Il dit qu'il est dans une cellule d'isolement, avec un matelas en mousse
et une tinette qu'il n'a le droit de vider que deux fois par jour. Les
visiteurs qui viennent le voir sont régulièrement renvoyés et, quand ils
sont autorisés à lui parler, ne peuvent le faire que très brièvement.
L'Etat partie n'a réfuté aucune de ces allégations précises. Dans ces
circonstances, le Comité conclut que maintenir l'auteur incarcéré dans
de telles conditions constitue une violation du paragraphe 1 de l'article
10 du Pacte.
8.7 L'auteur a affirmé que le 4 mars 1997 lui-même et d'autres condamnés
à mort ont été roués de coups par les gardiens et que cinq hommes, dont
lui-même, ont été jetés dans une cellule. Plus tard, les gardiens ont
brûlé ses affaires personnelles qui comprenaient des lettres de ses avocats,
les comptes rendus d'audience et une copie de sa requête auprès du Conseil
privé. Le Comité note que l'Etat partie s'est engagé à faire ouvrir une
enquête sur la question. Il considère que, en l'absence de la moindre
information de la part de l'Etat partie, les faits décrits par l'auteur
constituent un traitement prohibé par l'article 7 du Pacte, et représentent
de même une violation de l'obligation faite au paragraphe 1 de l'article
10 du Pacte de traiter les prisonniers avec humanité et dans le respect
de la dignité inhérente à l'être humain.
8.8 L'auteur a indiqué que pendant la détention provisoire il partageait
une cellule avec des prisonniers de toutes catégories, et n'était pas
séparé des condamnés. Le Comité note que l'Etat partie a répondu que la
législation jamaïcaine imposait la séparation des personnes en attente
de jugement des condamnés. L'Etat partie a expliqué que l'auteur avait
été détenu au poste de police central puis au pénitencier général, où
les condamnés sont séparés des prévenus. A la lumière des renseignements
qui lui ont été fournis, le Comité conclut que l'auteur n'a pas étayé
son allégation et qu'il n'y a donc pas eu violation du paragraphe 2 de
l'article 10 du Pacte.
9. Le Comité des droits de l'homme, agissant en vertu du paragraphe 4
de l'article 5 du Protocole facultatif se rapportant au Pacte international
relatif aux droits civils et politiques, est d'avis que les faits dont
il est saisi font apparaître une violation de l'article 7 et du paragraphe
1 de l'article 10 du Pacte.
10. En vertu du paragraphe 3 a) de l'article 2 du Pacte, l'auteur a droit
à une réparation utile sous la forme d'une indemnisation. Le Comité prie
instamment l'Etat partie de prendre des mesures efficaces pour faire ouvrir
une enquête officielle sur les allégations de mauvais traitements infligés
par les gardiens et, le cas échéant, pour identifier les responsables
et les réprimer comme il convient, et pour veiller à ce que des violations
analogues ne se reproduisent pas à l'avenir.
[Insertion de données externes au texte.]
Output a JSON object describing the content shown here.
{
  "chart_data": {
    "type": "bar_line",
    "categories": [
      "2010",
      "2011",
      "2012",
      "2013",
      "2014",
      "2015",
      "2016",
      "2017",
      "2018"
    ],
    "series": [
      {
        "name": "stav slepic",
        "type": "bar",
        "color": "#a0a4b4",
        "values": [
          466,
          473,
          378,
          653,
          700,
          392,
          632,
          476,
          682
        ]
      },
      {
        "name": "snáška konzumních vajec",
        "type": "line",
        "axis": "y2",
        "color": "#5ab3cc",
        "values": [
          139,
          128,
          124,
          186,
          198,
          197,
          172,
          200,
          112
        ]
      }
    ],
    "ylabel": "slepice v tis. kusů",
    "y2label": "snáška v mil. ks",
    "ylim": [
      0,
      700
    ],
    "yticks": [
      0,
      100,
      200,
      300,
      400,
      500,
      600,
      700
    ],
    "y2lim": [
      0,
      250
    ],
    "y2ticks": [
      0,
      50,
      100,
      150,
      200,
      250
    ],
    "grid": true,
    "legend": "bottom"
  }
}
11. En adhérant au Protocole facultatif, la Jamaïque a reconnu que le
Comité avait compétence pour déterminer s'il y avait eu ou non violation
du Pacte. La communication a été soumise à l'examen du Comité avant que
la dénonciation du Protocole facultatif par la Jamaïque n'ait pris effet,
le 23 janvier 1998; conformément au paragraphe 2 de l'article 12 du Protocole
facultatif, les dispositions du Protocole facultatif continuent de lui
être applicables. Conformément à l'article 2 du Pacte, l'Etat partie s'est
engagé à garantir à tous les individus se trouvant sur son territoire
et relevant de sa juridiction les droits reconnus dans le Pacte et à assurer
un recours utile et exécutoire lorsqu'une violation a été établie. Le
Comité souhaite recevoir de l'Etat partie, dans un délai de 90 jours,
des renseignements sur les mesures prises pour donner effet à ses constatations.
____________
* Les membres du Comité dont le nom suit ont participé à l'examen de
la communication : M. Nisuke Ando, M. Prafullachandra N. Bhagwati, M.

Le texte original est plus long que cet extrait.